この記事では、SharePoint Online の 情報管理ポリシー 機能、または Microsoft Purview データライフサイクル管理機能のアイテム保持ポリシーおよび保持ラベルを駆使し、任意のドキュメントライブラリに TTL (Time-To-Live) の仕組みを導入する方法について記載しています。

TTL とは

TTL は、主にネットワークやデータベースの世界で語られ、通信のパケットや DNS キャッシュ、データベース内のレコードに対し、寿命のようなものを設定しているものを指します。

TTL を SharePoint Online ドキュメントライブラリに導入する意味

この TTL ですが、SharePoint Online でも同様に、ドキュメントライブラリ内のデータ (ファイル/アイテム) に特定の条件で寿命を持たせる形で実装を行うことができるようになっています。これは、SharePoint Online の 情報管理ポリシー、あるいは Microsoft Purview の アイテム保持ポリシー 機能を使用することで可能となるものです。
SharePoint Online のドキュメントライブラリに TTL を導入することで、組織は以下のことを実現し、SharePoint サイト、または組織全体における SharePoint Online テナント容量のデータ使用量を節約・効率化することが可能になります。

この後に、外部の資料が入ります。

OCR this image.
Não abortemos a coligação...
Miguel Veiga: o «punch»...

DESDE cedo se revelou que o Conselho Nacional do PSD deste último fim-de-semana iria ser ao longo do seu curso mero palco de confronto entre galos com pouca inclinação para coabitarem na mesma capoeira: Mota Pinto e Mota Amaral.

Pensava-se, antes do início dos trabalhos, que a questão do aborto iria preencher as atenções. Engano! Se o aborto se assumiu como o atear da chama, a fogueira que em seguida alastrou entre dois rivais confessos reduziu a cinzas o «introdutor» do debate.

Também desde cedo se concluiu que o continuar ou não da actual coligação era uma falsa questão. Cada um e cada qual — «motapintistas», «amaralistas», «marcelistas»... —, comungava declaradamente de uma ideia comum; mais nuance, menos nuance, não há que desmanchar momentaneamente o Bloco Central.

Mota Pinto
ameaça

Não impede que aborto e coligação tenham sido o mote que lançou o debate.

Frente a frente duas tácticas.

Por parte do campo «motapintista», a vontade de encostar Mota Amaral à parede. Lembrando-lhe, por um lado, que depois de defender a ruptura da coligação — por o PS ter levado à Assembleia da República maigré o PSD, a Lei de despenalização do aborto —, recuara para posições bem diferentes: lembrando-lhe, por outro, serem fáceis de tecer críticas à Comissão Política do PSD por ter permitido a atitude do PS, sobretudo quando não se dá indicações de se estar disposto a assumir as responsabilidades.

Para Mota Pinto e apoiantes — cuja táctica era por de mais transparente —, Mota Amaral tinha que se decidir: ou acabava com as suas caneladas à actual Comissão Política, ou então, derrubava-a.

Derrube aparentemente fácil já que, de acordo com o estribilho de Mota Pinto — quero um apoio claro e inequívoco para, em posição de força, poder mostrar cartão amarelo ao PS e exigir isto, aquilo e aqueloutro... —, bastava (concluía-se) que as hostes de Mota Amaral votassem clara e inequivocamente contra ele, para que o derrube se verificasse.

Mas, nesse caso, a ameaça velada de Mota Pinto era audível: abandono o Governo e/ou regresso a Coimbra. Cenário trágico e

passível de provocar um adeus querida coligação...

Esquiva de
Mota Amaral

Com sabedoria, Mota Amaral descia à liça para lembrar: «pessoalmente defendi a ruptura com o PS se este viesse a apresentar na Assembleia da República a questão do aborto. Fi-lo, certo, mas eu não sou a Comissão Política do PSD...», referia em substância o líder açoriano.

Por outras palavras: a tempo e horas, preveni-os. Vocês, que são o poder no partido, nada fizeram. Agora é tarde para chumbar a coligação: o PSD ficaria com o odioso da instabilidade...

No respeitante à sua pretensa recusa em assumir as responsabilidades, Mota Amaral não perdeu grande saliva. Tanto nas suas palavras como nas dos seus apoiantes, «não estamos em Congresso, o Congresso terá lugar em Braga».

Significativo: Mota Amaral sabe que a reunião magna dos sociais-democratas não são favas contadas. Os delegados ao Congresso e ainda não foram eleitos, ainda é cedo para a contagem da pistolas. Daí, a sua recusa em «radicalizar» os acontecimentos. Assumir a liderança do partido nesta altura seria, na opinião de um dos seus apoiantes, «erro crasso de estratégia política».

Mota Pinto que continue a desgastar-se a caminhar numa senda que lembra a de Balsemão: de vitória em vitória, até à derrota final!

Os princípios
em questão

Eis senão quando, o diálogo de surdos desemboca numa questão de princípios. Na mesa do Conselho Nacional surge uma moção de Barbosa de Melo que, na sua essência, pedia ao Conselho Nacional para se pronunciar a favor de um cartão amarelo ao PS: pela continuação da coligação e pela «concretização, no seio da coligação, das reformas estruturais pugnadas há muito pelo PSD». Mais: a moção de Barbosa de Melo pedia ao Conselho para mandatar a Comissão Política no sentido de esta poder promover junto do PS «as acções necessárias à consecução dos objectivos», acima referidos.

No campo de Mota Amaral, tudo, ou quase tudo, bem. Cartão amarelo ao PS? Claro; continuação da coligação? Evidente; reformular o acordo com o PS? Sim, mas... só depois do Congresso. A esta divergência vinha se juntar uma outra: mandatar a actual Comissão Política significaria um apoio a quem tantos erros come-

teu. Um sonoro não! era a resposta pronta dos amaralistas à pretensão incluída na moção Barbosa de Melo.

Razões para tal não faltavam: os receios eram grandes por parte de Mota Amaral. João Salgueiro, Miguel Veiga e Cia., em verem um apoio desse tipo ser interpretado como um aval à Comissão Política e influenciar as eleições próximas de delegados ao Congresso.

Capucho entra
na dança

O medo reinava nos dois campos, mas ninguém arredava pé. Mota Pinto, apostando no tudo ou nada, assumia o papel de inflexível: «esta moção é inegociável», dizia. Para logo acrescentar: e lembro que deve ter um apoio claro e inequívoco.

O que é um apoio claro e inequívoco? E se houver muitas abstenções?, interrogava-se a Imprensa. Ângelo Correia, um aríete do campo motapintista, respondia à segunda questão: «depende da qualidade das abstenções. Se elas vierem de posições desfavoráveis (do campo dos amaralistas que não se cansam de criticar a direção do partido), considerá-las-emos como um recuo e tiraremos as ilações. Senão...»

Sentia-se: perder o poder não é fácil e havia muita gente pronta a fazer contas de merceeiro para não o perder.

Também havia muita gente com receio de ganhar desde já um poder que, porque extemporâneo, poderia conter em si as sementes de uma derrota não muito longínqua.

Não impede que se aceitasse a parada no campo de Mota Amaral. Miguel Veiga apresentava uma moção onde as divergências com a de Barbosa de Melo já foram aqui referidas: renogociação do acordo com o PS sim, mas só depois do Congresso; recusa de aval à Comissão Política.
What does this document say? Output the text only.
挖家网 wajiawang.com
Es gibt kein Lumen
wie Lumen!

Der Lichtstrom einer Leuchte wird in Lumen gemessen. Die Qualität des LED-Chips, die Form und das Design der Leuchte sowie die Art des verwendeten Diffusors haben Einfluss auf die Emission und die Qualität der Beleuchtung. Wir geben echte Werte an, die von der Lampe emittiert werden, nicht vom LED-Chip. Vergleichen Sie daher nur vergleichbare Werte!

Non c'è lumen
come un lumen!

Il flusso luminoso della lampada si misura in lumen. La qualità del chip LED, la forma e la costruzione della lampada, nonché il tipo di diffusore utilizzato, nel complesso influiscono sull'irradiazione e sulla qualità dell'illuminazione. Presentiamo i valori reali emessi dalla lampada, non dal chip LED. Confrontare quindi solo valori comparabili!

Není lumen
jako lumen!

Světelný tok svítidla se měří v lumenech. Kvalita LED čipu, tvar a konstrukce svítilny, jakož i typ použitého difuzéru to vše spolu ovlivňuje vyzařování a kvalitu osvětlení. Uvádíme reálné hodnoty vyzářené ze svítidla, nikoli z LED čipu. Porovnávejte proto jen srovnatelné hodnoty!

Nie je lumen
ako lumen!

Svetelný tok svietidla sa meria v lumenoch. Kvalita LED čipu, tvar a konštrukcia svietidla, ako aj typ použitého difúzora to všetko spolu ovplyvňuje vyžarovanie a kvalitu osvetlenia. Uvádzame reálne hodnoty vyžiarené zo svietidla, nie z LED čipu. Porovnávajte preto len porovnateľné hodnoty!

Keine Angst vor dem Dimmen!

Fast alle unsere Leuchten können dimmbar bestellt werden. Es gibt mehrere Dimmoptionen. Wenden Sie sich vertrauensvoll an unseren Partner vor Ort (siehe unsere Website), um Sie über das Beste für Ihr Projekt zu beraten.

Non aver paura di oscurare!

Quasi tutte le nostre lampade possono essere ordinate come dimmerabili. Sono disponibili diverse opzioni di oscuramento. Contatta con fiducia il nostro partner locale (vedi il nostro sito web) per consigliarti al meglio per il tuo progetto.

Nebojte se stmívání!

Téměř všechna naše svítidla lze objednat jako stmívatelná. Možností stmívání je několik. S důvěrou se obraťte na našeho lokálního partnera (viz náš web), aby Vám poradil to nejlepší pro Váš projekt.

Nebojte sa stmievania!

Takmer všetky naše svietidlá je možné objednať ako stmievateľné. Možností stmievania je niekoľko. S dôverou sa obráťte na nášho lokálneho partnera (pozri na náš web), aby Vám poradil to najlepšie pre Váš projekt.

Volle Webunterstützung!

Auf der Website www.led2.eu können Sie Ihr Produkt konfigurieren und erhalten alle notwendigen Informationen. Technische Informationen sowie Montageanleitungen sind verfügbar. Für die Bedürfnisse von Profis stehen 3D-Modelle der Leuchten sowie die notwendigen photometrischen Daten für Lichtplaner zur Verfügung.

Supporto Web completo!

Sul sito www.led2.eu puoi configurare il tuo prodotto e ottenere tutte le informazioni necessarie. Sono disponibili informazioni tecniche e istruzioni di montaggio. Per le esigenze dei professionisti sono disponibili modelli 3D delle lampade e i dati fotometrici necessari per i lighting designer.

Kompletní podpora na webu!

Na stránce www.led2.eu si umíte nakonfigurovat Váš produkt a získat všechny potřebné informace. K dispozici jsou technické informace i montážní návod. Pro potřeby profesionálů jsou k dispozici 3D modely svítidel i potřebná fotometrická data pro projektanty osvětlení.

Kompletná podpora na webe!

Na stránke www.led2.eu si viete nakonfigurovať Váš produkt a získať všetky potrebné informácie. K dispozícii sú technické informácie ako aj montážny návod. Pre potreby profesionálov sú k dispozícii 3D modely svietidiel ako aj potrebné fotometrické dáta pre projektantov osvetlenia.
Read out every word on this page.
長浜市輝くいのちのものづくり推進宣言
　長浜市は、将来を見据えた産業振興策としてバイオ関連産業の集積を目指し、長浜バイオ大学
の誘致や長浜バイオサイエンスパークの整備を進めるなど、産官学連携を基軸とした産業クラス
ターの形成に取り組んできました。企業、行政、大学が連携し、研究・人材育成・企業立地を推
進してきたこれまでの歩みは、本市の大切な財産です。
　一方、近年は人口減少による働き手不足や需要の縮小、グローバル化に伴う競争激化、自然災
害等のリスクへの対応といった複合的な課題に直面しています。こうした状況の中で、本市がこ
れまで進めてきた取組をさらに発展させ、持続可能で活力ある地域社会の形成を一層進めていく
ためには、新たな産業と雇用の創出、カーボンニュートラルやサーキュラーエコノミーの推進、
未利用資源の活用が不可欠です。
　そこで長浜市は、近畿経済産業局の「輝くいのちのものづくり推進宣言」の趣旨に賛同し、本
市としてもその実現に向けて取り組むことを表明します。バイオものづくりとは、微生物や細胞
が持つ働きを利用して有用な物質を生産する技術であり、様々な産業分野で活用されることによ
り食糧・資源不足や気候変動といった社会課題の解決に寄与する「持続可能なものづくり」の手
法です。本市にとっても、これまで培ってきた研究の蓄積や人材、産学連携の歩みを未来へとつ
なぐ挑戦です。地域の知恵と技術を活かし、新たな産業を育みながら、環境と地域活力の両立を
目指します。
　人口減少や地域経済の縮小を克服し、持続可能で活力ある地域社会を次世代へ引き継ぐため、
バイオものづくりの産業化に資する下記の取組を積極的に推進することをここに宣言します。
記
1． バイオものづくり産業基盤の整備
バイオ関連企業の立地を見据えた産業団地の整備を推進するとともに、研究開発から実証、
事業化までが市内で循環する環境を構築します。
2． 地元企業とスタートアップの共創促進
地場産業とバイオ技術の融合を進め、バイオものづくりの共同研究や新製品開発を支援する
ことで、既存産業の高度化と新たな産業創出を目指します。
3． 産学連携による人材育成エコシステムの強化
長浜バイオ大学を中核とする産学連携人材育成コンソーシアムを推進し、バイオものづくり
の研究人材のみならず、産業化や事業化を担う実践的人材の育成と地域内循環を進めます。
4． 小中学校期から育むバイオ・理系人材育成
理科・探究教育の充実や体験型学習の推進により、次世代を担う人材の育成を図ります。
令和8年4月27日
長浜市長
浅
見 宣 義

  • 一定期間を超えて操作されなくなったリストアイテム (ファイル) を SharePoint Online 上から削除する
  • 指定の条件を満たす、保存されているリストアイテム (ファイル) のバージョン履歴のみを削除する
  • 特定の条件を満たすリストアイテム (ファイル) について、ユーザーによる削除を防止する

情報管理ポリシーとアイテム保持ポリシー

SharePoint Online ドキュメントライブラリに TTL を導入する方法については、2 つの手段があります。
1 つは、レガシー機能ではありますが、昔から提供されている SharePoint Online の 情報管理ポリシー 機能です。これは、SharePoint サイトリスト (ライブラリ)、または コンテンツタイプ に対して追加するもので、指定した条件を満たすデータの自動削除などを行うことができるようになるものです。

https://learn.microsoft.com/ja-jp/sharepoint/intro-to-info-mgmt-policies

もう 1 つは、この機能の進化版である Microsoft Purview データライフルサイクル管理に含まれる アイテム保持ポリシー 機能です。これは以前は Microsoft Information Governance と呼ばれていたものであり、SharePoint Online 以外にも、メール (Exchange Online) や Microsoft TeamsYammer (Viva Engage) などに対して設定を行い、指定した条件を満たすデータの保持や自動削除などを行うことができるようになるものです。

https://learn.microsoft.com/ja-jp/microsoft-365/compliance/manage-data-governance?view=o365-worldwide

SharePoint Online サイトで情報管理ポリシーを導入する

まずは、ドキュメントライブラリに配置されたファイルの最終更新日時をキーとして、情報管理ポリシーによるファイルの TTL を導入してみます。
なお、以降の作業については、情報管理ポリシーを導入したいサイトのサイト管理者の権限を持つユーザーで実行してください。

サイトポリシー機能の有効化

サイトポリシー機能をアクティブにします。

サイトポリシー機能がアクティブになると、アクティブという表示が表示されるようになります。

ドキュメントライブラリに情報管理ポリシーを設定

ドキュメントライブラリの情報管理ポリシーを作成します。

ポリシーソースを ライブラリやフォルダー に変更します。

設定を変更しようとすると、確認画面が入るので、OK を選択してください。

そうすると、画面内に新しく [ライブラリ ベースの保持スケジュール] 項目が表示されるようになるので、保持ステージを作成します。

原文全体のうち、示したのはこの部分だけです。